Słuszna uwaga! Share nie musi znaczyć procentowo i nie tylko respondenci nie musieli tego tak rozumieć ale również nie jestem pewien czy twórcom pytania akurat o to chodziło.
@ trystero
„3. Obawiam się, że nie masz racji. Pytanie wyraźnie mówi o „larger share of THEIR INCOME” czyli o „większą część ich dochodów”. Tak więc moja interpretacja jest w pełni uprawniona.”
Obawiam się, że twoja interpretacja też nie jest w pełni uprawniona więc ogłaszam remis ze wskazaniem na wygraną przez Przekłamania.
Wprawdzie można tak odczytać to jak odczytałeś, i w pierwszym odruchu ja tez tak zrobiłem, ale uwaga Przekłamania zwróciła moją uwagę na konieczność dokładniejszej lektury tekstu.

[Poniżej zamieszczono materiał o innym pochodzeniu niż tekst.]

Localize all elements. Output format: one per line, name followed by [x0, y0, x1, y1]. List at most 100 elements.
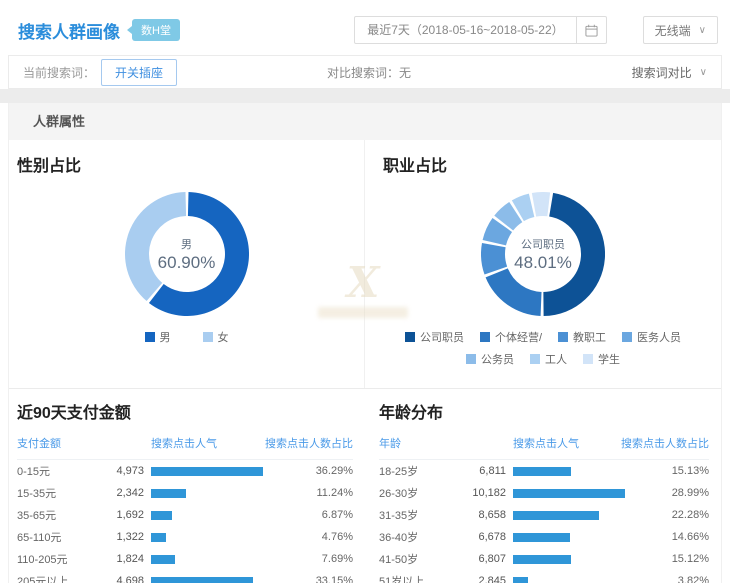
row-pct: 15.13% [637, 465, 709, 477]
audience-attributes-card: 人群属性 性别占比 男 60.90% 男女 职业占比 公司职员 48. [8, 103, 722, 583]
table-row: 41-50岁6,80715.12% [379, 548, 709, 570]
row-pct: 4.76% [281, 531, 353, 543]
chart-title-occupation: 职业占比 [365, 152, 721, 176]
row-pct: 28.99% [637, 487, 709, 499]
bar [513, 533, 570, 542]
occupation-donut-chart: 公司职员 48.01% [481, 192, 605, 316]
legend-label: 公务员 [481, 351, 514, 367]
legend-item[interactable]: 工人 [530, 351, 567, 367]
legend-label: 教职工 [573, 329, 606, 345]
row-pct: 15.12% [637, 553, 709, 565]
legend-swatch-icon [203, 332, 213, 342]
legend-item[interactable]: 公务员 [466, 351, 514, 367]
legend-swatch-icon [466, 354, 476, 364]
bar-track [513, 489, 637, 498]
table-row: 110-205元1,8247.69% [17, 548, 353, 570]
legend-item[interactable]: 公司职员 [405, 329, 464, 345]
page-header: 搜索人群画像 数H堂 最近7天（2018-05-16~2018-05-22） 无… [8, 12, 722, 48]
current-keyword-button[interactable]: 开关插座 [101, 59, 177, 86]
bar-track [513, 467, 637, 476]
legend-item[interactable]: 女 [203, 329, 229, 345]
column-header: 搜索点击人气 [464, 435, 609, 451]
bar [151, 533, 166, 542]
legend-label: 工人 [545, 351, 567, 367]
legend-swatch-icon [145, 332, 155, 342]
bar [151, 489, 186, 498]
compare-keyword-label: 对比搜索词：无 [327, 64, 411, 81]
row-label: 51岁以上 [379, 573, 464, 583]
column-header: 搜索点击人数占比 [253, 435, 353, 451]
bar [513, 555, 571, 564]
legend-swatch-icon [480, 332, 490, 342]
row-label: 35-65元 [17, 507, 102, 523]
payment-table-body: 0-15元4,97336.29%15-35元2,34211.24%35-65元1… [17, 460, 353, 583]
row-label: 26-30岁 [379, 485, 464, 501]
terminal-dropdown[interactable]: 无线端 ∨ [643, 16, 718, 44]
row-value: 2,845 [464, 575, 506, 583]
legend-label: 学生 [598, 351, 620, 367]
row-value: 4,698 [102, 575, 144, 583]
bar [151, 511, 172, 520]
table-row: 51岁以上2,8453.82% [379, 570, 709, 583]
row-value: 8,658 [464, 509, 506, 521]
calendar-button[interactable] [577, 16, 607, 44]
keyword-compare-dropdown[interactable]: 搜索词对比 ∨ [632, 64, 707, 81]
row-label: 36-40岁 [379, 529, 464, 545]
row-pct: 7.69% [281, 553, 353, 565]
table-row: 0-15元4,97336.29% [17, 460, 353, 482]
bar [513, 467, 571, 476]
date-range-selector[interactable]: 最近7天（2018-05-16~2018-05-22） [354, 16, 576, 44]
legend-item[interactable]: 个体经营/ [480, 329, 542, 345]
bar-track [151, 467, 281, 476]
legend-swatch-icon [622, 332, 632, 342]
page: 搜索人群画像 数H堂 最近7天（2018-05-16~2018-05-22） 无… [0, 0, 730, 583]
column-header: 搜索点击人气 [102, 435, 253, 451]
row-pct: 36.29% [281, 465, 353, 477]
current-keyword-label: 当前搜索词： [23, 64, 95, 81]
section-title: 人群属性 [33, 114, 85, 129]
legend-label: 医务人员 [637, 329, 681, 345]
payment-table-header: 支付金额搜索点击人气搜索点击人数占比 [17, 429, 353, 460]
legend-label: 公司职员 [420, 329, 464, 345]
column-header: 年龄 [379, 435, 464, 451]
row-pct: 22.28% [637, 509, 709, 521]
legend-item[interactable]: 学生 [583, 351, 620, 367]
row-label: 18-25岁 [379, 463, 464, 479]
section-header: 人群属性 [9, 103, 721, 140]
table-row: 18-25岁6,811 15.13% [379, 460, 709, 482]
bar [151, 577, 253, 583]
bar-track [513, 533, 637, 542]
age-table-panel: 年龄分布 年龄搜索点击人气搜索点击人数占比 18-25岁6,81115.13%2… [365, 389, 721, 583]
row-label: 205元以上 [17, 573, 102, 583]
legend-item[interactable]: 医务人员 [622, 329, 681, 345]
row-value: 4,973 [102, 465, 144, 477]
bar-track [151, 489, 281, 498]
legend-label: 个体经营/ [495, 329, 542, 345]
table-row: 35-65元1,6926.87% [17, 504, 353, 526]
bar [513, 511, 599, 520]
gender-legend: 男女 [22, 329, 352, 345]
row-pct: 14.66% [637, 531, 709, 543]
legend-swatch-icon [530, 354, 540, 364]
legend-item[interactable]: 男 [145, 329, 171, 345]
gender-donut-chart: 男 60.90% [125, 192, 249, 316]
chevron-down-icon: ∨ [699, 25, 706, 36]
gender-chart-panel: 性别占比 男 60.90% 男女 [9, 140, 365, 388]
legend-item[interactable]: 教职工 [558, 329, 606, 345]
bar-track [151, 577, 281, 583]
legend-label: 女 [218, 329, 229, 345]
row-value: 2,342 [102, 487, 144, 499]
table-row: 31-35岁8,65822.28% [379, 504, 709, 526]
chevron-down-icon: ∨ [700, 67, 707, 78]
row-value: 6,811 [464, 465, 506, 477]
row-pct: 11.24% [281, 487, 353, 499]
occupation-legend: 公司职员 个体经营/教职工 医务人员公务员 工人 学生 [378, 329, 708, 373]
bar-track [151, 555, 281, 564]
title-badge: 数H堂 [132, 19, 180, 41]
legend-label: 男 [160, 329, 171, 345]
row-value: 1,322 [102, 531, 144, 543]
table-title-payment: 近90天支付金额 [17, 399, 353, 423]
row-pct: 33.15% [281, 575, 353, 583]
donut-slice-女 [125, 192, 186, 301]
table-row: 36-40岁6,67814.66% [379, 526, 709, 548]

Jeśli w tabeli pierwszej używa się określeń „higer/lower percentage of income” oraz „higer rate of income” to znaczy że ankietujący potrafią rozgraniczyć pojęcia „udział procentowy” oraz „udział” jako taki wyrażony kwotowo.

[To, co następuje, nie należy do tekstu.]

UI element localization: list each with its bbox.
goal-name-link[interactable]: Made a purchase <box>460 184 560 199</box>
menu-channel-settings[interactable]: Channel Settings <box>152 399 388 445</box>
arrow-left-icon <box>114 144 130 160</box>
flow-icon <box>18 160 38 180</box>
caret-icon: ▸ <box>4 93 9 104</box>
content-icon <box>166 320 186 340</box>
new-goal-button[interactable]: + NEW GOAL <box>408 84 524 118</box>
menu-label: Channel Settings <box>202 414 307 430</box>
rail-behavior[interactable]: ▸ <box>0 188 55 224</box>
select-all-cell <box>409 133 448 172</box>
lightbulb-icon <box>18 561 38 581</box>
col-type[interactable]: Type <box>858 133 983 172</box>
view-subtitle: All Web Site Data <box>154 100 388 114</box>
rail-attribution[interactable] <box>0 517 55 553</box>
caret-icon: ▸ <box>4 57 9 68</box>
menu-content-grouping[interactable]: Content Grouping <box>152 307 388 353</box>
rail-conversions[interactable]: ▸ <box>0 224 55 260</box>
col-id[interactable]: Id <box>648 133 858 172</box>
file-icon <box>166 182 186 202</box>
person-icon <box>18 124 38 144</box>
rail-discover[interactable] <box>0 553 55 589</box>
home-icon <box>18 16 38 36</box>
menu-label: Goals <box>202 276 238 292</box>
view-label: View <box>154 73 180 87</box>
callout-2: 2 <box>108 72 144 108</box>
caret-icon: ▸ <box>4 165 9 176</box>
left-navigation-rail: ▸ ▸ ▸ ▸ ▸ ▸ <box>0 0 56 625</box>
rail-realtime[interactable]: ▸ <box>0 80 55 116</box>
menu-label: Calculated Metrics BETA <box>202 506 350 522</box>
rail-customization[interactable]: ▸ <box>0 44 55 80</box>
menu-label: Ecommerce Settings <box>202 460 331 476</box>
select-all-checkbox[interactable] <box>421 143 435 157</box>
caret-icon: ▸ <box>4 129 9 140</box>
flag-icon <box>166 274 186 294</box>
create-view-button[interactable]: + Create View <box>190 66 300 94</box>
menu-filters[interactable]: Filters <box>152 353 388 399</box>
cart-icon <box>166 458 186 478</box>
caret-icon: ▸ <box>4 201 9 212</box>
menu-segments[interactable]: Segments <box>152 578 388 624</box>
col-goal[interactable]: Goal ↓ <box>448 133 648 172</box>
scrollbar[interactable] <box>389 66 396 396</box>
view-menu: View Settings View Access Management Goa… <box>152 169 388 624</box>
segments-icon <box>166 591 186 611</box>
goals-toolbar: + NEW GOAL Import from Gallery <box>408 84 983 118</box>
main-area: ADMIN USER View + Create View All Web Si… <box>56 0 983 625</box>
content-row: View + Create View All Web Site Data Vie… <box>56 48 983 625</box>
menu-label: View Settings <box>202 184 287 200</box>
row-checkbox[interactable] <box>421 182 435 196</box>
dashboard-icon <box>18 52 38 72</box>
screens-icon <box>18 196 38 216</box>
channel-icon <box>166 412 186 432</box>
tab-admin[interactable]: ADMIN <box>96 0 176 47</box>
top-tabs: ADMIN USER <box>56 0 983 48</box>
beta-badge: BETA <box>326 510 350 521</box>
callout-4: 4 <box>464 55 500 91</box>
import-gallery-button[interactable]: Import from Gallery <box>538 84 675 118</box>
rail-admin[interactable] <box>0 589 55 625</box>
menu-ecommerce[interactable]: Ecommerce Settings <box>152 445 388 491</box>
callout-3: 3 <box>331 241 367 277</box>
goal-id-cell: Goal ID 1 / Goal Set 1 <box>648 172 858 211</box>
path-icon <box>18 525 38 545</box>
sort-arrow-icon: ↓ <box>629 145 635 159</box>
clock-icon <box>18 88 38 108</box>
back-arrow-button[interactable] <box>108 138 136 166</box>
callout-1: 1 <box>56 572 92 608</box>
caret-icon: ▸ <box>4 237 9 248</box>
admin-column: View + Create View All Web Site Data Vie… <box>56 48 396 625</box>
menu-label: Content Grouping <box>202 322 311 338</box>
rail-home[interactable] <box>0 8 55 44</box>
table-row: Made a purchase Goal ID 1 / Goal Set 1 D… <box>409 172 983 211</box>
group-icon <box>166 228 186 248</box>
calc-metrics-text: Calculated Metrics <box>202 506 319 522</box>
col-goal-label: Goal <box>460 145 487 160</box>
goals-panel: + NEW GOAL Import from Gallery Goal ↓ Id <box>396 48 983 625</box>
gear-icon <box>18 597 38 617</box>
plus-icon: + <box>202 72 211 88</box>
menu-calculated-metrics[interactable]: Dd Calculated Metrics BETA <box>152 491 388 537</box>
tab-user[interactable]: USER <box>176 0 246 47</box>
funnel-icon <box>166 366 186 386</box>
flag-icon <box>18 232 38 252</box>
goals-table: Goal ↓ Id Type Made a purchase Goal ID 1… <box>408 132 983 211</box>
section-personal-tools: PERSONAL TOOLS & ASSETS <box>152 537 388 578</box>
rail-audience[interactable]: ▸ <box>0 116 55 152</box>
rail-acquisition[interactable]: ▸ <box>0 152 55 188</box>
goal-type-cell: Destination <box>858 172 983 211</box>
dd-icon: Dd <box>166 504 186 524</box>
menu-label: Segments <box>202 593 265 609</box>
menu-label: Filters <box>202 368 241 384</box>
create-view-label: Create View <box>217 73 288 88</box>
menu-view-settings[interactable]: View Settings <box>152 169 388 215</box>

Bo chyba używając w tabeli kolejnego określenia „larger share of income” nie wprowadzają trzeciego synonimu (miękkiego=niedokładnego) udziału procentowego/stopy podatkowej gdyż by to wprowadzali niepotrzebny zamęt pojęciowy odbijający się na wynikach ankiety.
Share to nie tylko udział, część ale również współudział, przyczynienie się, wzięcie na siebie ciężaru, obowiązku, współodpowiedzialności itp.

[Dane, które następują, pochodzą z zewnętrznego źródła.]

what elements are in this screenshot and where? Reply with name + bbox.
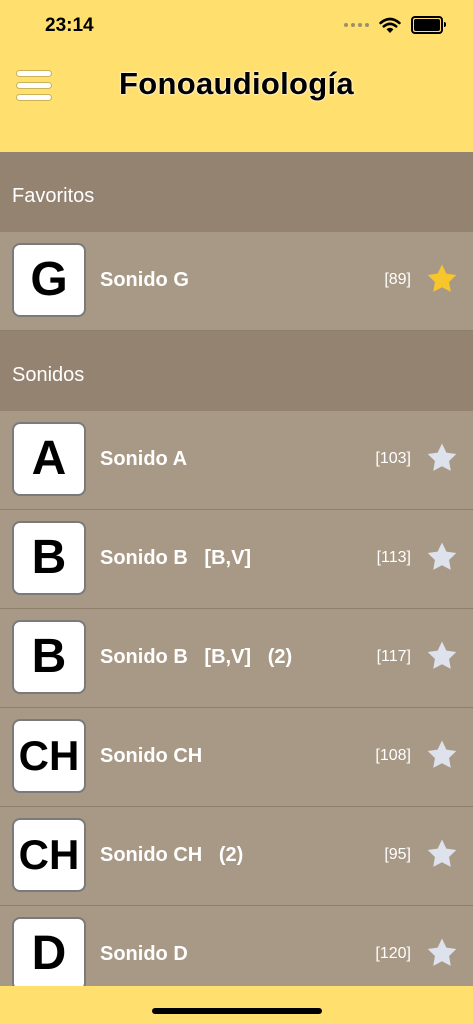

Większy udział może mieć miejsce nie tylko poprzez podwyższoną stawkę podatku dochodowego ale również pośrednio poprzez wyższy podatek akcyzowy od dóbr luksusowych, dużych transakcji (wille, jachty, samoloty) lub opłaty katastralne itp.
@ lesserwisser
Share to nie tylko udział, część ale również współudział, przyczynienie się, wzięcie na siebie ciężaru, obowiązku, współodpowiedzialności itp.
Ależ tam jest wyraźnie napisane „larger share of THEIR INCOME” co czyni sprawę jasną. Chodzi o większą część ich dochodów i interpretacja procentowa jest oczywista.
Zresztą sami autorzy badania, gdyby ktoś miał wątpliwości w kwestii mojego rozumienia języka angielskiego, interpretują odpowiedź na to pytanie jako poparcie dla progresywnego systemu podatkowego.
Cytuję: „Perhaps surprisingly, most of the wealthy accepted the general principle of progressive taxation. Two-thirds (66 percent) of the wealthy, like 61 percent of the general public, say that people with high incomes should pay a larger share of their incomes in taxes than those with low incomes”.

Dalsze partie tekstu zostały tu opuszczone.